The Zealots were an extremist group that relentlessly opposed the Roman occupation of Israel during the first century A.D. Because this group called for the overthrow of the Roman government, Simon could hardly be considered as a politically “safe” choice to be a disciple. The Doctor also wonders how well Simon got along with Matthew, his fellow disciple who had previously worked for the same Roman government that the Zealots were trying to overthrow.
Rounding out the disciples is Judas Iscariot. Judas, of course, was the disciple who betrayed Jesus (Mark 14:10). Judas’ name always appears last in the lists of the twelve disciples. Although Judas was trusted enough to serve as the treasurer for the disciples, Judas was not a moral individual. He was actually a thief who used to dip into the group’s money for his own personal use (John 12:6). Overcome by his guilt in betraying Jesus, Judas committed suicide by hanging himself (Matthew 27:3-5).
So now that you’ve met the disciples and learned a little bit about them, what do you think? Would these really be the kind of men that you would choose as your followers if you were planning to change the world?

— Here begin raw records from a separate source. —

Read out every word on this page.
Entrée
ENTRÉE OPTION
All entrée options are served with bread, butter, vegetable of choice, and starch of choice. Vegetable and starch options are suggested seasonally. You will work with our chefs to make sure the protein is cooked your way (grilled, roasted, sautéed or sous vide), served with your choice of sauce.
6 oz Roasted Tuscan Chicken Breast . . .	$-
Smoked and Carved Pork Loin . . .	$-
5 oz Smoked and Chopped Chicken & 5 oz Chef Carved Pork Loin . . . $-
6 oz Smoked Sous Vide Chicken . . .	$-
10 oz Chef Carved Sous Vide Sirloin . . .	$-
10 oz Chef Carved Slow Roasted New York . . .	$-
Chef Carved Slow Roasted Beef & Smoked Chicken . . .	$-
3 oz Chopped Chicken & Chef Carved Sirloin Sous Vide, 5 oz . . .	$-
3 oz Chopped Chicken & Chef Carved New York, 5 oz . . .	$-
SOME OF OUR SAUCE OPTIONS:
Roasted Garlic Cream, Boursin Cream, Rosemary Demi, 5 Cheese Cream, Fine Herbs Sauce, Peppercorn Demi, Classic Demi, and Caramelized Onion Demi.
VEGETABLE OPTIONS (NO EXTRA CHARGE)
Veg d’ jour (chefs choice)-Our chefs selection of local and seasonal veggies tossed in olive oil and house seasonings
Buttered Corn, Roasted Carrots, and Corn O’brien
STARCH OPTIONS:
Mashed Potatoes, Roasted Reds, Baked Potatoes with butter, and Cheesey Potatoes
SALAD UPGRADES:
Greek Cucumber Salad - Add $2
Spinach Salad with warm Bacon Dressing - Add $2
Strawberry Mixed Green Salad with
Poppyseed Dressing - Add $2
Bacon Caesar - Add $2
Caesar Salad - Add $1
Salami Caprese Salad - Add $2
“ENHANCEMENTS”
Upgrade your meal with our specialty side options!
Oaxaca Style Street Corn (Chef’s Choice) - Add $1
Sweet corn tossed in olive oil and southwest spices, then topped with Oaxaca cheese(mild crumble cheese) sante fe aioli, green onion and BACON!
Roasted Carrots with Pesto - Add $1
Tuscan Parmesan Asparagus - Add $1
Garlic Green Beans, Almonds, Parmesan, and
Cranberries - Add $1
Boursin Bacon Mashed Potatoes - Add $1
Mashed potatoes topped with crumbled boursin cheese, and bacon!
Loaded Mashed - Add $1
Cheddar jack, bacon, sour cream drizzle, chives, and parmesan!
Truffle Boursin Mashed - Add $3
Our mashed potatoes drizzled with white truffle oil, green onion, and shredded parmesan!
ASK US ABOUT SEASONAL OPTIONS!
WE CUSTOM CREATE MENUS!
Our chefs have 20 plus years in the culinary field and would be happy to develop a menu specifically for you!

Think about it: among the disciples you have four fishermen, a tax collector, a skeptic, a political extremist, and four nobodies. Yet these were the men that Acts 17:6 says “turned the world upside down.” How did they do it? Well, the answer is found in Acts 4:13…
“When they saw the courage of Peter and John and realized that they were unschooled, ordinary men, they were astonished and they took note that these men had been with Jesus” (NIV).
You see, it was not what these men could do for Jesus- it was what Jesus could do through them! And the same holds true for you today. Jesus didn’t necessarily choose the smartest or the richest or the best looking or the most popular or the most talented people. He chose ordinary people and then did extraordinary things in their lives. And he’s willing to do the same for you today if you allow Him to!
Remember, the key to doing great things for God is not always ability but availability.